CxOs are in a race to identify Generative AI use cases for their Enterprises. While PoCs are happening, there are not many use cases that have gone into production. Apart from cost, the other key worry for leaders is the inaccuracy of the outputs of the Large Language Models (LLMs) for their specific use cases. While many methods can improve model accuracy, you should consider Retrieval-Augmented Generation (RAG) as a key piece in the puzzle.

Depending on the use case, implementation of RAG can make a world of difference in the accuracy and reliability of the language model. Let us delve deep into RAG and understand what it is and how we can implement it for our use cases. Before getting into the details of RAG, first let us see what the problem is which many of us are facing in our GenAI implementations.

Why we need RAG

As we know, LLMs have been pre-trained on a large corpus of data. While for retrieving historical information this data may be enough, it doesn’t help where up-to-date data is needed for reasoning. Moreover, researchers have pre-trained LLMs using only publicly available data. It was not trained with your organization specific data that is private to your enterprise.
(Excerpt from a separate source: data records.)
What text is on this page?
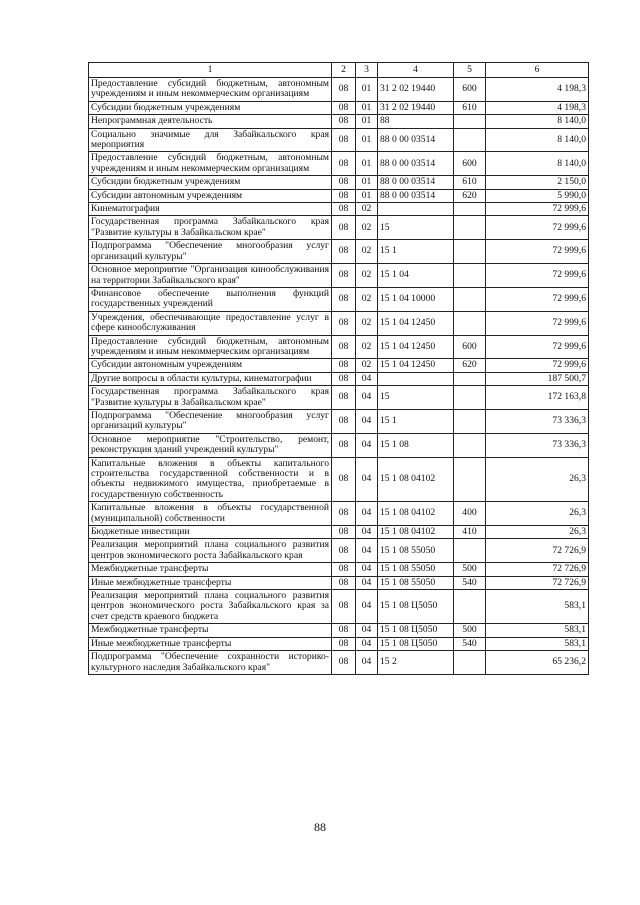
1	2	3	4	5	6
Предоставление субсидий бюджетным, автономным учреждениям и иным некоммерческим организациям	08	01	31 2 02 19440	600	4 198,3
Субсидии бюджетным учреждениям	08	01	31 2 02 19440	610	4 198,3
Непрограммная деятельность	08	01	88		8 140,0
Социально значимые для Забайкальского края мероприятия	08	01	88 0 00 03514		8 140,0
Предоставление субсидий бюджетным, автономным учреждениям и иным некоммерческим организациям	08	01	88 0 00 03514	600	8 140,0
Субсидии бюджетным учреждениям	08	01	88 0 00 03514	610	2 150,0
Субсидии автономным учреждениям	08	01	88 0 00 03514	620	5 990,0
Кинематография	08	02			72 999,6
Государственная программа Забайкальского края "Развитие культуры в Забайкальском крае"	08	02	15		72 999,6
Подпрограмма "Обеспечение многообразия услуг организаций культуры"	08	02	15 1		72 999,6
Основное мероприятие "Организация кинообслуживания на территории Забайкальского края"	08	02	15 1 04		72 999,6
Финансовое обеспечение выполнения функций государственных учреждений	08	02	15 1 04 10000		72 999,6
Учреждения, обеспечивающие предоставление услуг в сфере кинообслуживания	08	02	15 1 04 12450		72 999,6
Предоставление субсидий бюджетным, автономным учреждениям и иным некоммерческим организациям	08	02	15 1 04 12450	600	72 999,6
Субсидии автономным учреждениям	08	02	15 1 04 12450	620	72 999,6
Другие вопросы в области культуры, кинематографии	08	04			187 500,7
Государственная программа Забайкальского края "Развитие культуры в Забайкальском крае"	08	04	15		172 163,8
Подпрограмма "Обеспечение многообразия услуг организаций культуры"	08	04	15 1		73 336,3
Основное мероприятие "Строительство, ремонт, реконструкция зданий учреждений культуры"	08	04	15 1 08		73 336,3
Капитальные вложения в объекты капитального строительства государственной собственности и в объекты недвижимого имущества, приобретаемые в государственную собственность	08	04	15 1 08 04102		26,3
Капитальные вложения в объекты государственной (муниципальной) собственности	08	04	15 1 08 04102	400	26,3
Бюджетные инвестиции	08	04	15 1 08 04102	410	26,3
Реализация мероприятий плана социального развития центров экономического роста Забайкальского края	08	04	15 1 08 55050		72 726,9
Межбюджетные трансферты	08	04	15 1 08 55050	500	72 726,9
Иные межбюджетные трансферты	08	04	15 1 08 55050	540	72 726,9
Реализация мероприятий плана социального развития центров экономического роста Забайкальского края за счет средств краевого бюджета	08	04	15 1 08 Ц5050		583,1
Межбюджетные трансферты	08	04	15 1 08 Ц5050	500	583,1
Иные межбюджетные трансферты	08	04	15 1 08 Ц5050	540	583,1
Подпрограмма "Обеспечение сохранности историко-культурного наследия Забайкальского края"	08	04	15 2		65 236,2
88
This severely limits LLM’s capabilities when you use it with your enterprise-specific data. Hence the requirement for a solution which can provide the LLM with the additional context that is specific to your organization. As you would understand from the sections below, RAG happens to be the primary technique in grounding the LLM with the organization-specific context it needs to respond to queries of your business users.

Note that Function Calling is another technique that can be used for grounding the model with the required context. However, Function Calling can only be used in certain scenarios (e.g. where APIs are available) which makes RAG more applicable for most scenarios.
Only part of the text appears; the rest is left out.